Les fées et les « phi »

            Il est souvent dit que William Shakespeare est pour la mythologie des fées, en Angleterre, ce qu’était Homère pour celle de l’Olympe ou J.R.R. Tolkien pour la fantaisie. Les personnages d’Obéron et de Titania étaient connus avant William Shaskepeare, mais l’auteur a développé leur légende originale. Puck (aussi connu sous le nom de Robin Goodfellow), serviteur spécialement attaché à Obéron, est regardé comme un esprit très malicieux et enclin à troubler les ménages. Si l’on n’avait pas soin de laisser une tasse de crème ou de lait caillé pour Puck, le lendemain il se serait vengé et le potage aurait été brûlé ou le beurre n’aurait pu prendre. Il y a là une correspondance parfaite entre la légende celte de ce ministre de vengeance, esprit étourdi, plein de légèreté et de malice, qui rit de ceux qu’il égare (« Que ces mortels sont fous ! »), et celle des esprits malins, des phi du Laos : « invisibles » agissants, malins, puissants, espiègles qui se plaisent à interférer dans le destin des hommes, parfois sur ordres de leurs maîtres, parfois de leur propres initiatives.

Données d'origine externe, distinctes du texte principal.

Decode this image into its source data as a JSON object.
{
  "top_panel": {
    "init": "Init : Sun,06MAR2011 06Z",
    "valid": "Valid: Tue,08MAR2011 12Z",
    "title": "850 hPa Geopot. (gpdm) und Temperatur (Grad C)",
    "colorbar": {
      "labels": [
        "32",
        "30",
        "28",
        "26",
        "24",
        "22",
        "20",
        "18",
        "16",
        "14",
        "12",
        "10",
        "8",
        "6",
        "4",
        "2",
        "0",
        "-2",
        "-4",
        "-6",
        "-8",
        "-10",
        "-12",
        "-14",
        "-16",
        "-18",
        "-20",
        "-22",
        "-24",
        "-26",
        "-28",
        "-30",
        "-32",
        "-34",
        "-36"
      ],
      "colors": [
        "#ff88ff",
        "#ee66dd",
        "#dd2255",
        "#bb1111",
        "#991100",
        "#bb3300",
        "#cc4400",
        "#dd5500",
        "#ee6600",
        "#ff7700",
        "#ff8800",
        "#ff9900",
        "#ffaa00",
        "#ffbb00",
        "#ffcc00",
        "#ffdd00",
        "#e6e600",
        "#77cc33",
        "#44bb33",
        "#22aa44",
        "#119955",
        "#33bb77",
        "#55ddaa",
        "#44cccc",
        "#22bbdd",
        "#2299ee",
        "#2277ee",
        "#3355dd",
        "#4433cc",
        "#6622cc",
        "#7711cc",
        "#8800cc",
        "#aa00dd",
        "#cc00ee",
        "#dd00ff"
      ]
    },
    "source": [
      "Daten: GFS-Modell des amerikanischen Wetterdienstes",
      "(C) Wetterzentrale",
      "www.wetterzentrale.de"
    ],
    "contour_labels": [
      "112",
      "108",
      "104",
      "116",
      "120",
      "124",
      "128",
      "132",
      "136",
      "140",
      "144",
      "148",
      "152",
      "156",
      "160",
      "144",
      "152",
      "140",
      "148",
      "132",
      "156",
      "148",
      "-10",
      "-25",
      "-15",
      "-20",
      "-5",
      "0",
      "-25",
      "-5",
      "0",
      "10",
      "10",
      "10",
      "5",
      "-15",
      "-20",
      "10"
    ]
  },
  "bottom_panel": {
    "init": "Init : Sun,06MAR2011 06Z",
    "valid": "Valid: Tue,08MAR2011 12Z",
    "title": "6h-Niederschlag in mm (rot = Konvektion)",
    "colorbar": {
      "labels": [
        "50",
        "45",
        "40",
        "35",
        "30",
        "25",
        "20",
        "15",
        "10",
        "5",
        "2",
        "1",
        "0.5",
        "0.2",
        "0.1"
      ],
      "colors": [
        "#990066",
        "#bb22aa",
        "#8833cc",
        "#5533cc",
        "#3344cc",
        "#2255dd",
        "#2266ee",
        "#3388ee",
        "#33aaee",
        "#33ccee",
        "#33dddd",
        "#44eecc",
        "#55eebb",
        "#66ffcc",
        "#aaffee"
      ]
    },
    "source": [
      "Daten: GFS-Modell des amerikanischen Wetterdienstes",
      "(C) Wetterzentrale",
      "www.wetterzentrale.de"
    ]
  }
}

Affranchis des lois de la scène, Puck et Obéron observent souvent les humains et parlent sur la scène sans être visibles.

            Le culte des génies - les phi - est pratiqué chez les éthnies minoritaires tout comme chez les éthnies laotiennes. Il perpétue des rituels honorant les dieux de la forêt et de la montagne, les esprits du jour et de la nuit ou les génies des morts. Les phi, esprits ambivalents qui terrorisent les laotiens, se tapissent dans les arbres, les roches et les collines de la forêt, ce qui explique pourquoi les laotiens n’y entrent jamais seuls et jamais de nuit. A l’entrée de chaque village, un autel est dédié a ses gardiens protecteurs, de bons génies veillant à leur prospérité (les Phi ban). Ceux-ci sont célébrés chaque année lors de la lunaison, de mai à juin, avant le début de la saison des pluies. Ces fêtes, survivance de cultes antiques, ont pour but de s'assurer les bonnes grâces des puissances qui garantissent la récolte en faisant en sorte que la pluie vienne à temps et en quantité suffisante. Au début du Songe d’une nuit de mousson, nous apprenons justement que la dispute opposant le roi et la reine des esprits a causé un tel dérèglement des éléments que les inondations qui en ont résulté ont gâté les récoltes, mettant en péril la survie des mortels. Telles sont les catastrophes que ces esprits surnaturels, s’ils sont mécontents, peuvent causer. Leur mission est de protéger le territoire contre les esprits malfaisants et les maladies et d’assurer la prospérité et le bonheur des humains.            

          Si au final il est lieu de les craindre ou de les adorer, il n’est point d’esprit moraliste chez ces personnages aériens. Les fées, les esprits, les phi, quelque soient les noms dont on affuble les êtres impalpables de William Shakespeare, ne sont vrais que dans leur nature fantastique, démesurée, déraisonnable et truculente. Une reine peut aimer un singe, et les caractères dramatiques et les caractères grotesques sont placés au même niveau car au final, il n’y a pas plus de dignité à régner, à aimer, à désirer qu’à faire rire.